I was at 30 Rock, so that was fun, mainly because I love the show and watched it religiously from the premiere. Jacques says this is the address of his shop, but I didn’t see it anywhere. I saw Bouchon Bakery, though, so I stopped in there for a lemon tart — absolutely excellent. Finally, I discovered that there was an underground shopping center, but I was still lost — no maps! After an unreasonable amount of time exploring, I finally found it and ordered a warm chocolate chip cookie and several chocolates. The cookie was large and delicious — it had a very interesting texture which I will have to try to recreate at home. Sadly, the chocolates were lame. Even his passionfruit one failed to live up to the standards set by La Maison du Chocolat and Pierre Hermé in Paris and even Chocolaterie Stam in Des Moines! Kind of sad, that. Maybe I’m just too much of a snob. Probably, but you wouldn’t want me any other way, I hope.
What to do now, I wondered? It was getting late, so I decided to go down to the Financial District and pay my respects at the site of the World Trade Center. I went to the very top of them on that trip back in 1999 — I don’t really remember much. All I can remember is seeing them and being alarmed at how tall they actually were. Then, years later, I saw the site six years after the attack and it was incredible to see how much of a mess there still was.

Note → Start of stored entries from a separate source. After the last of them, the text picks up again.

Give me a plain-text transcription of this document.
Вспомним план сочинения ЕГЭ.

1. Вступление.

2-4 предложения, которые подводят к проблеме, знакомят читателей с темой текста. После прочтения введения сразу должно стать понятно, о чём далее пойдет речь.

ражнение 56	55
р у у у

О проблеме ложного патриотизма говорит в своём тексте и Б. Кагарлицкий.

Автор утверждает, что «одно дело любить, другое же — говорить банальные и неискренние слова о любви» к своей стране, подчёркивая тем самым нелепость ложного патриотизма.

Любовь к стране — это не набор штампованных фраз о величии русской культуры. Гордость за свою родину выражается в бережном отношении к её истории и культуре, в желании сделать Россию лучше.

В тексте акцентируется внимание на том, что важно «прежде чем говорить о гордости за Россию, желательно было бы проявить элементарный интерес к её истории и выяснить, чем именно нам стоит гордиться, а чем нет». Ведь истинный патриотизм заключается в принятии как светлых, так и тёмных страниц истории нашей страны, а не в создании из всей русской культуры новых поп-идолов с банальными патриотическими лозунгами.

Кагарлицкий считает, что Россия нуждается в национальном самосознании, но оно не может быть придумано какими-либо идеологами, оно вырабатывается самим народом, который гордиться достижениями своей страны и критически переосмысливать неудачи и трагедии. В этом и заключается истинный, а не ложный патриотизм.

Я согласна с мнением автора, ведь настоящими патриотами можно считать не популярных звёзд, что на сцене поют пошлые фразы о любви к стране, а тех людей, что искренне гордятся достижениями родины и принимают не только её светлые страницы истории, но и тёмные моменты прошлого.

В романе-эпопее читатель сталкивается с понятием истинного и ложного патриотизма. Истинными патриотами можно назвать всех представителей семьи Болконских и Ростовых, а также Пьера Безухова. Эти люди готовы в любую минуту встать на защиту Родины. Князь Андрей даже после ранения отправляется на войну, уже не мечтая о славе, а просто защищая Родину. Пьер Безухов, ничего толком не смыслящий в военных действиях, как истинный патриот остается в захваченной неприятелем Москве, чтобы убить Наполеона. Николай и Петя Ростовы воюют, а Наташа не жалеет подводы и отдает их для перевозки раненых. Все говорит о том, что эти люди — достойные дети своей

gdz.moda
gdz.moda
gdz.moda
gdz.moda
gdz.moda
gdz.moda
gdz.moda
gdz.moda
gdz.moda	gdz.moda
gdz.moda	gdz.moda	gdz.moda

It was rather distressing to see a big hole in the ground full of twisted metal and rubble. So, I thought it best to see the memorial, but I couldn’t quite find it — which was odd. I followed the map and the signs, but it led me to the other side of Long Island, so I gave up the pursuit; after the sun had set, it was absolutely frigid. And I think that Ashely Tisdale bumped into me, but I can’t be sure, so I decided to head back to the hotel to see what she’s been up to lately. (Nothing.)
Oh, I saw an old cemetery, which is always a pleasure for me:
Then, when I got out of the train on Eighth Avenue, it was absolutely pissing with rain, which was terribly unpleasant. When I saw my reflection in the mirror, I was horrified — my beautiful hair, my poor, poor, oh so glorious mane. I fixed it up and went back to the Café Gitane for more couscous. I shouldn’t, but I always repeat restaurants when I’m on vacation. Like Greens or the Veggie Grill or Iolandas or that lovely pasty shop in London. It was again very nice and I had a charming time.
I was exhausted though, and it was time to sleep!